Court Opinion

ID: 9711374
Source: CourtListenerOpinion
Date Created: 2023-08-26 04:30:31.950383+00
Date Added: 2024-06-11T18:23:04.357529
License: Public Domain

Yeager, J.,
dissenting.
I have no fault to find with that part of the majority opinion which holds that the trial court erred in sustaining the motion for judgment notwithstanding the verdict. I agree that there was sufficient evidence to sustain the verdict which was returned in favor of the plaintiff, and that it was error after the verdict was returned for the court to substitute its judgment for that of the jury as was obviously done in this case.
I cannot however agree with that portion of the opinion the effect of which is to say that, where a motion for judgment notwithstanding the verdict and a motion for new trial are filed comformable to section 25-1315.02, R. R. S. 1943, and the motion for judgment notwithstanding the verdict is sustained without a ruling on the motion for new trial, and this court reverses the judgment notwithstanding the verdict, unless the appellee asserts in his brief the errors assigned in this motion for new trial he waives the right thereafter to have the district court or this court rule upon them.
In the latest majority opinion in Krepcik v. Interstate Transit Lines, ante p. 98, 43 N. W. 2d 609, with which I did not and do not now agree this court did not go that far.
It cannot well be said that the majority did not go that far because the attention of the court was not challenged to the theory and the matter was not presented for consideration.
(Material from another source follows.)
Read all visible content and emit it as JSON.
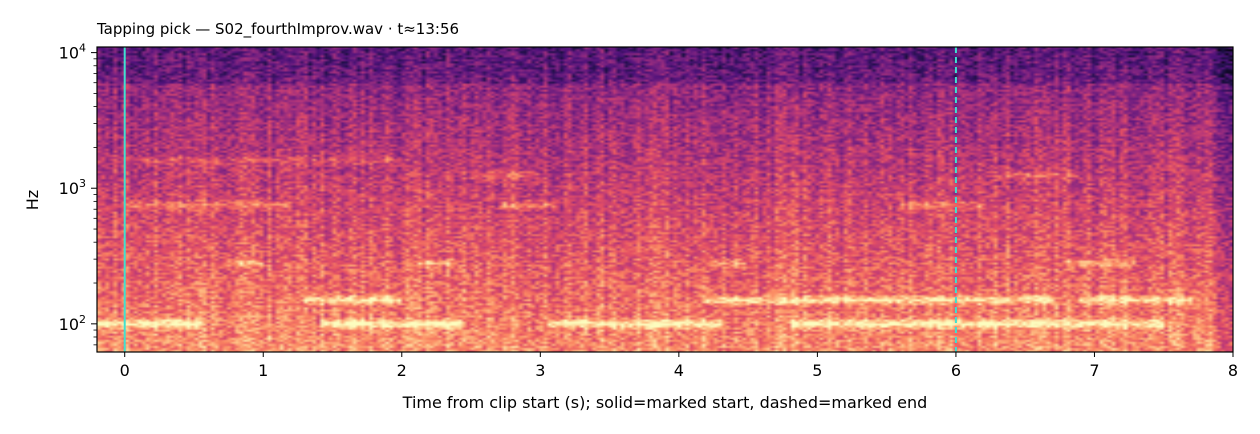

To the contrary, as is clearly demon*359strated by the numerous briefs filed in that case, the theory was vigorously and exhaustively presented, at the end of which it was not sustained, but hearing was allowed in this court. Moreover, on hearing in this court the assignments of error contained in the motion for new trial were considered and a new trial was granted on the basis of such assignments.
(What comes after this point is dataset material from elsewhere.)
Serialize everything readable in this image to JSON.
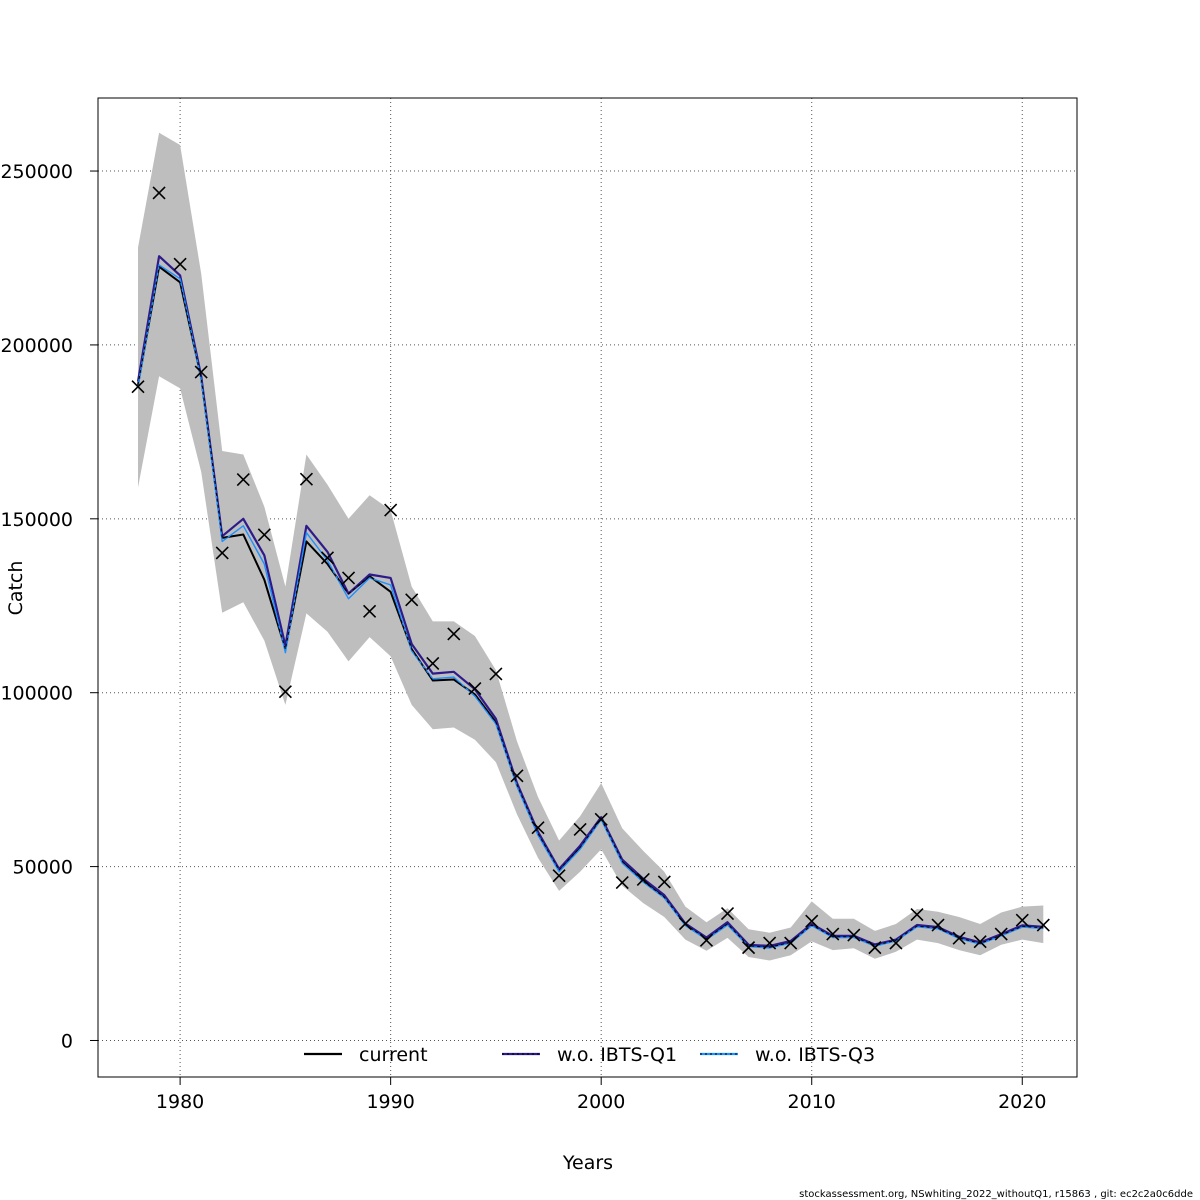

Since the hearing and decision in Krepcik v. Interstate Transit Lines, supra, there has been neither legislative change nor promulgation of rule authorizing this radical departure from what was done in that case.
The procedural history in that case is identical with the procedural history in this case, and if the defendant there was entitled to a hearing on its motion for new trial after disposition of the motion for judgment notwithstanding the verdict in this court a reasonable regard for consistency requires that the same treatment be given to the defendant in this case.
Boslaugh, J., concurs in this dissent.